How about fat scallops sauteed with mushrooms and onions and a nice sticky mound of vegetable risotto?

Wait.  Wait a minute.  You’re not an eight-year-old.  Think back to your childhood where anything complicated was unreliable and anything green entirely out of the question.  Suzannah’s Daddy promised to cook anything she wanted, and Suzie intended to take full advantage of the offer.  She danced around as she announced what I think of as The Yummy Yellow Jubilee, the entire menu being in the color of children everywhere’s favorite meals.

When the wonderful night came, we loaded our plates with macaroni and cheese, mashed potatoes whipped with lots of butter and real cream, corn, and sliced my daughter’s homemade bread which waiting to be slathered with more butter.

 For dessert, we diverted from the yellow theme and scarfed down an ice cream cake made of white cake and Oreo cookie ice cream.

Given my druthers of meals, I’d go for the scallops or possibly the lamb, but given my choice of company, I’ll take the Yummy Yellow Jubilee menu with my Perfect Grandchildren.

Monday, April 2, 2012

Chef Nana

I am here, my long awaited trip to babysit my Perfect Grandchildren while my daughter, accompanied by my son-in-law, attends a professional conference.  The children have been excited.  I’ve been excited!  My four-year-old grandson has talked and talked to his parents about my cooking.  Believe me, this is a surprise to us all. 
Yes, I often have a cooking activity when I’m with my grandchildren.  Once, flipping through my neighbor’s children’s cookbook (she, unlike me, gets great joy and satisfaction from cooking for and feeding people), I found a recipe for banana caterpillars.   They had a great time making them,but at the time, Alan didn’t like peanut butter, so he wouldn’t eat his.  At Christmas, we made a gingerbread house.  (I bought a kit.  On sale).  After the holiday, I put the house down on a clean tablecloth and gave them a hammer.  Bam!  Those things taste like cardboard, but there was enough sugar and candy that they scarfed it down anyway. I’ll stamp out a few cookies with them, too, and let them drizzle them over with watery powdered sugar colored with food coloring.  I can be fun, but I’m hardly the epitome of grandmotherly baking.


In any case,  when he greeted me at the airport, Alan’s first question was, was I going to cook that evening.  No, not for two more days, after his parents left.  I do not not cook when I visit.  I’m not entirely devoid of shame, I do cook when I have visitors, or I, you know, call for takeout.  Still, when we picked Alan up at daycare the next day, the daycare worker said she had heard I was going to cook.  Somehow, I’ve made an impression.
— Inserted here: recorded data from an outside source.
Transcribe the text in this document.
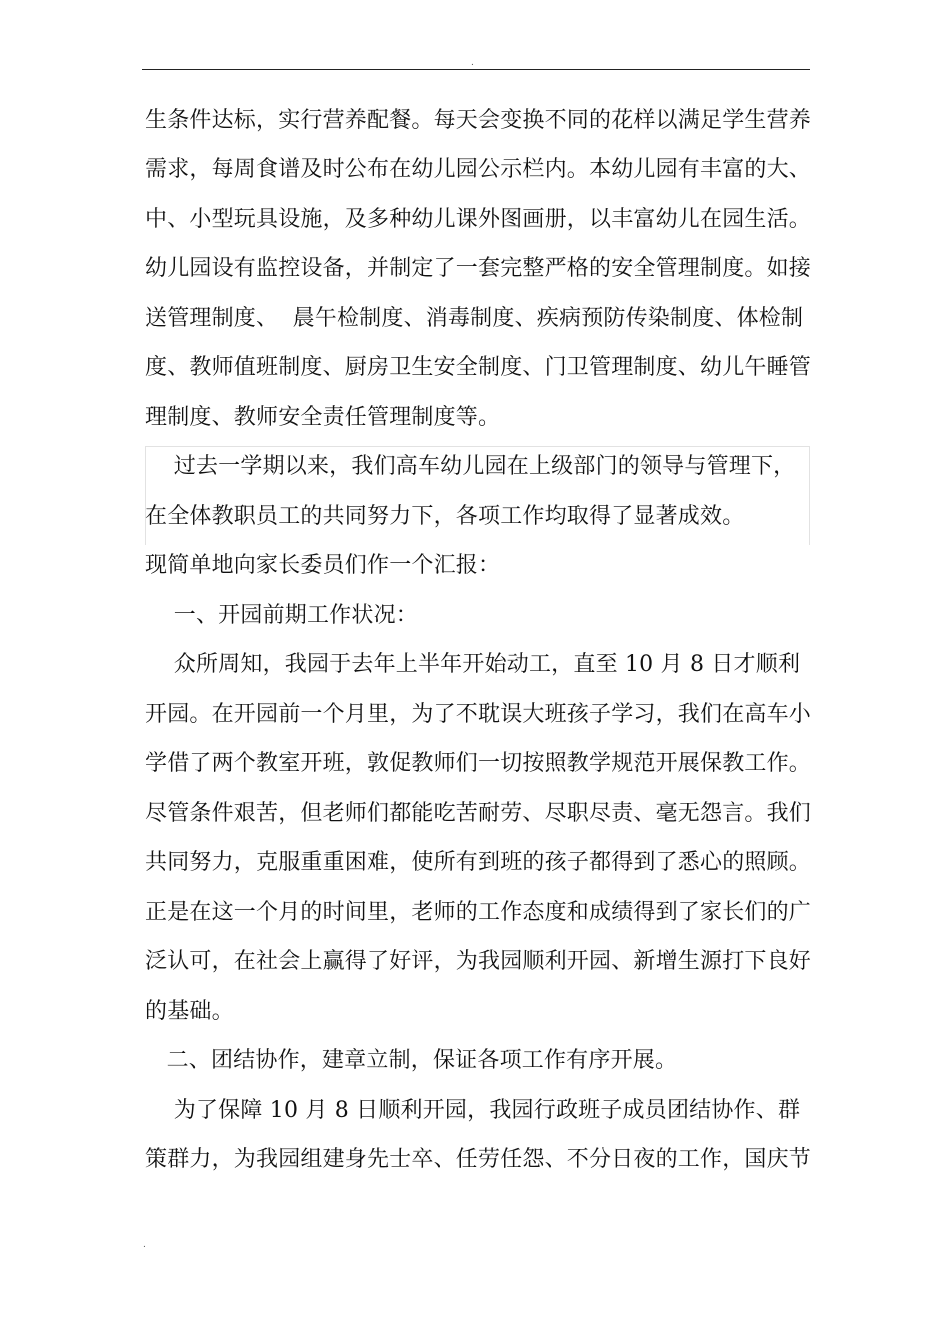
.
生条件达标，实行营养配餐。每天会变换不同的花样以满足学生营养
需求，每周食谱及时公布在幼儿园公示栏内。本幼儿园有丰富的大、
中、小型玩具设施，及多种幼儿课外图画册，以丰富幼儿在园生活。
幼儿园设有监控设备，并制定了一套完整严格的安全管理制度。如接
送管理制度、  晨午检制度、消毒制度、疾病预防传染制度、体检制
度、教师值班制度、厨房卫生安全制度、门卫管理制度、幼儿午睡管
理制度、教师安全责任管理制度等。
过去一学期以来，我们高车幼儿园在上级部门的领导与管理下，
在全体教职员工的共同努力下，各项工作均取得了显著成效。
现简单地向家长委员们作一个汇报：
一、开园前期工作状况：
众所周知，我园于去年上半年开始动工，直至 10 月 8 日才顺利
开园。在开园前一个月里，为了不耽误大班孩子学习，我们在高车小
学借了两个教室开班，敦促教师们一切按照教学规范开展保教工作。
尽管条件艰苦，但老师们都能吃苦耐劳、尽职尽责、毫无怨言。我们
共同努力，克服重重困难，使所有到班的孩子都得到了悉心的照顾。
正是在这一个月的时间里，老师的工作态度和成绩得到了家长们的广
泛认可，在社会上赢得了好评，为我园顺利开园、新增生源打下良好
的基础。
二、团结协作，建章立制，保证各项工作有序开展。
为了保障 10 月 8 日顺利开园，我园行政班子成员团结协作、群
策群力，为我园组建身先士卒、任劳任怨、不分日夜的工作，国庆节
.
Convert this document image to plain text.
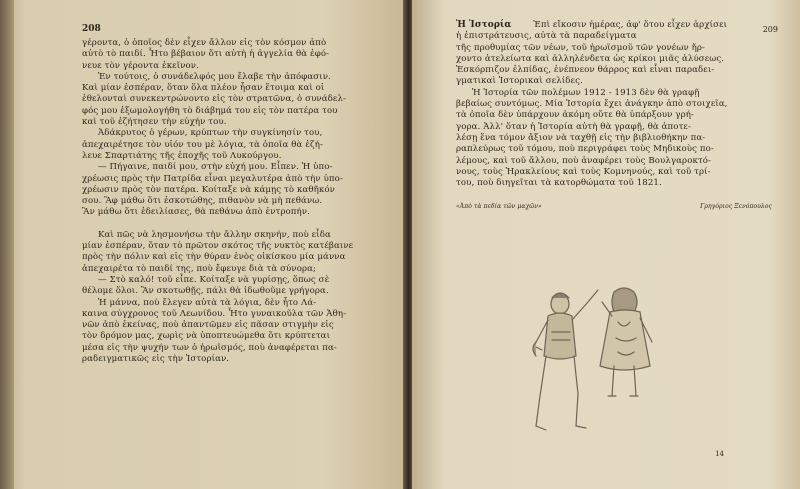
208

γέροντα, ὁ ὁποῖος δὲν εἶχεν ἄλλον εἰς τὸν κόσμον ἀπὸ

αὐτὸ τὸ παιδί. Ἦτο βέβαιον ὅτι αὐτὴ ἡ ἀγγελία θὰ ἐφό-

νευε τὸν γέροντα ἐκεῖνον.

Ἐν τούτοις, ὁ συνάδελφός μου ἔλαβε τὴν ἀπόφασιν.

Καὶ μίαν ἑσπέραν, ὅταν ὅλα πλέον ἦσαν ἕτοιμα καὶ οἱ

ἐθελονταὶ συνεκεντρώνοντο εἰς τὸν στρατῶνα, ὁ συνάδελ-

φός μου ἐξωμολογήθη τὸ διάβημά του εἰς τὸν πατέρα του

καὶ τοῦ ἐζήτησεν τὴν εὐχήν του.

Ἀδάκρυτος ὁ γέρων, κρύπτων τὴν συγκίνησίν του,

ἀπεχαιρέτησε τὸν υἱόν του μὲ λόγια, τὰ ὁποῖα θὰ ἐζή-

λευε Σπαρτιάτης τῆς ἐποχῆς τοῦ Λυκούργου.

— Πήγαινε, παιδί μου, στὴν εὐχή μου. Εἶπεν. Ἡ ὑπο-

χρέωσις πρὸς τὴν Πατρίδα εἶναι μεγαλυτέρα ἀπὸ τὴν ὑπο-

χρέωσιν πρὸς τὸν πατέρα. Κοίταξε νὰ κάμῃς τὸ καθῆκόν

σου. Ἂφ μάθω ὅτι ἐσκοτώθης, πιθανὸν νὰ μὴ πεθάνω.

Ἂν μάθω ὅτι ἐδειλίασες, θὰ πεθάνω ἀπὸ ἐντροπήν.

Καὶ πῶς νὰ λησμονήσω τὴν ἄλλην σκηνήν, ποὺ εἶδα

μίαν ἑσπέραν, ὅταν τὸ πρῶτον σκότος τῆς νυκτὸς κατέβαινε

πρὸς τὴν πόλιν καὶ εἰς τὴν θύραν ἑνὸς οἰκίσκου μία μάννα

ἀπεχαιρέτα τὸ παιδί της, ποὺ ἔφευγε διὰ τὰ σύνορα;

— Στὸ καλό! τοῦ εἶπε. Κοίταξε νὰ γυρίσῃς, ὅπως σὲ

θέλομε ὅλοι. Ἂν σκοτωθῇς, πάλι θὰ ἰδωθοῦμε γρήγορα.

Ἡ μάννα, ποὺ ἔλεγεν αὐτὰ τὰ λόγια, δὲν ἦτο Λά-

καινα σύγχρονος τοῦ Λεωνίδου. Ἦτο γυναικοῦλα τῶν Ἀθη-

νῶν ἀπὸ ἐκείνας, ποὺ ἀπαντῶμεν εἰς πᾶσαν στιγμὴν εἰς

τὸν δρόμον μας, χωρὶς νὰ ὑποπτευώμεθα ὅτι κρύπτεται

μέσα εἰς τὴν ψυχήν των ὁ ἡρωϊσμός, ποὺ ἀναφέρεται πα-

ραδειγματικῶς εἰς τὴν Ἱστορίαν.

209
Ἡ Ἱστορία	Ἐπὶ εἴκοσιν ἡμέρας, ἀφ' ὅτου εἶχεν ἀρχίσει

ἡ ἐπιστράτευσις, αὐτὰ τὰ παραδείγματα

τῆς προθυμίας τῶν νέων, τοῦ ἡρωϊσμοῦ τῶν γονέων ἤρ-

χοντο ἀτελείωτα καὶ ἀλληλένδετα ὡς κρίκοι μιᾶς ἁλύσεως.

Ἐσκόρπιζον ἐλπίδας, ἐνέπνεον θάρρος καὶ εἶναι παραδει-

γματικαὶ Ἱστορικαὶ σελίδες.

Ἡ Ἱστορία τῶν πολέμων 1912 - 1913 δὲν θὰ γραφῇ

βεβαίως συντόμως. Μία Ἱστορία ἔχει ἀνάγκην ἀπὸ στοιχεῖα,

τὰ ὁποῖα δὲν ὑπάρχουν ἀκόμη οὔτε θὰ ὑπάρξουν γρή-

γορα. Ἀλλ' ὅταν ἡ Ἱστορία αὐτὴ θὰ γραφῇ, θὰ ἀποτε-

λέσῃ ἕνα τόμον ἄξιον νὰ ταχθῇ εἰς τὴν βιβλιοθήκην πα-

ραπλεύρως τοῦ τόμου, ποὺ περιγράφει τοὺς Μηδικοὺς πο-

λέμους, καὶ τοῦ ἄλλου, ποὺ ἀναφέρει τοὺς Βουλγαροκτό-

νους, τοὺς Ἡρακλείους καὶ τοὺς Κομνηνούς, καὶ τοῦ τρί-

του, ποὺ διηγεῖται τὰ κατορθώματα τοῦ 1821.

«Ἀπὸ τὰ πεδία τῶν μαχῶν»	Γρηγόριος Ξενόπουλος
14
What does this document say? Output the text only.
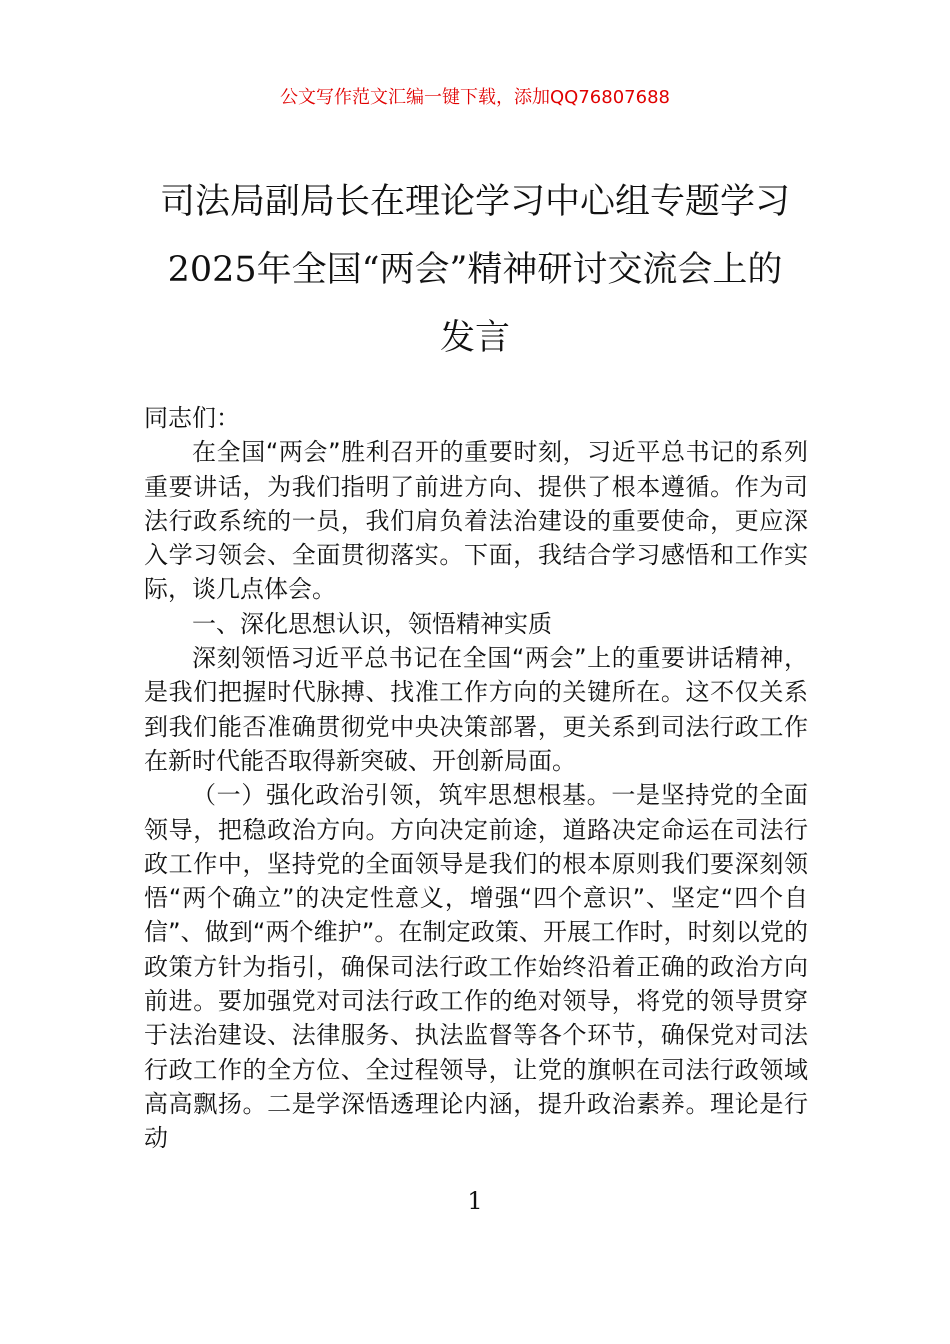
公文写作范文汇编一键下载，添加QQ76807688
司法局副局长在理论学习中心组专题学习
2025年全国“两会”精神研讨交流会上的
发言

同志们：

在全国“两会”胜利召开的重要时刻，习近平总书记的系列重要讲话，为我们指明了前进方向、提供了根本遵循。作为司法行政系统的一员，我们肩负着法治建设的重要使命，更应深入学习领会、全面贯彻落实。下面，我结合学习感悟和工作实际，谈几点体会。

一、深化思想认识，领悟精神实质

深刻领悟习近平总书记在全国“两会”上的重要讲话精神，是我们把握时代脉搏、找准工作方向的关键所在。这不仅关系到我们能否准确贯彻党中央决策部署，更关系到司法行政工作在新时代能否取得新突破、开创新局面。

（一）强化政治引领，筑牢思想根基。一是坚持党的全面领导，把稳政治方向。方向决定前途，道路决定命运在司法行政工作中，坚持党的全面领导是我们的根本原则我们要深刻领悟“两个确立”的决定性意义，增强“四个意识”、坚定“四个自信”、做到“两个维护”。在制定政策、开展工作时，时刻以党的政策方针为指引，确保司法行政工作始终沿着正确的政治方向前进。要加强党对司法行政工作的绝对领导，将党的领导贯穿于法治建设、法律服务、执法监督等各个环节，确保党对司法行政工作的全方位、全过程领导，让党的旗帜在司法行政领域高高飘扬。二是学深悟透理论内涵，提升政治素养。理论是行动

1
When Alan went to daycare the next day, Suzie, who was on Spring break, went to the older kids’ camp.  I checked with my daughter, "Did you tell them you and their Dad would be gone when I pick them up?"

“What was their reaction?”


So that part was okay.  I picked them up early, still puzzling over what I was going to prepare for dinner.  We played outside for a while, and I settled them in front of a cartoon while I went to work in the kitchen.  Eggs are okay for dinner, right?  Then Egg-in-a hole it is, with the heart shaped cut-outs toasted and served on the side and a few fresh strawberries on the plate.  Suzie was enthusiastic.  Alan glowed.  They ate every bite.

Chef Nana, that’s me.  I may cook with desperation, but you all know the secret ingredient: love.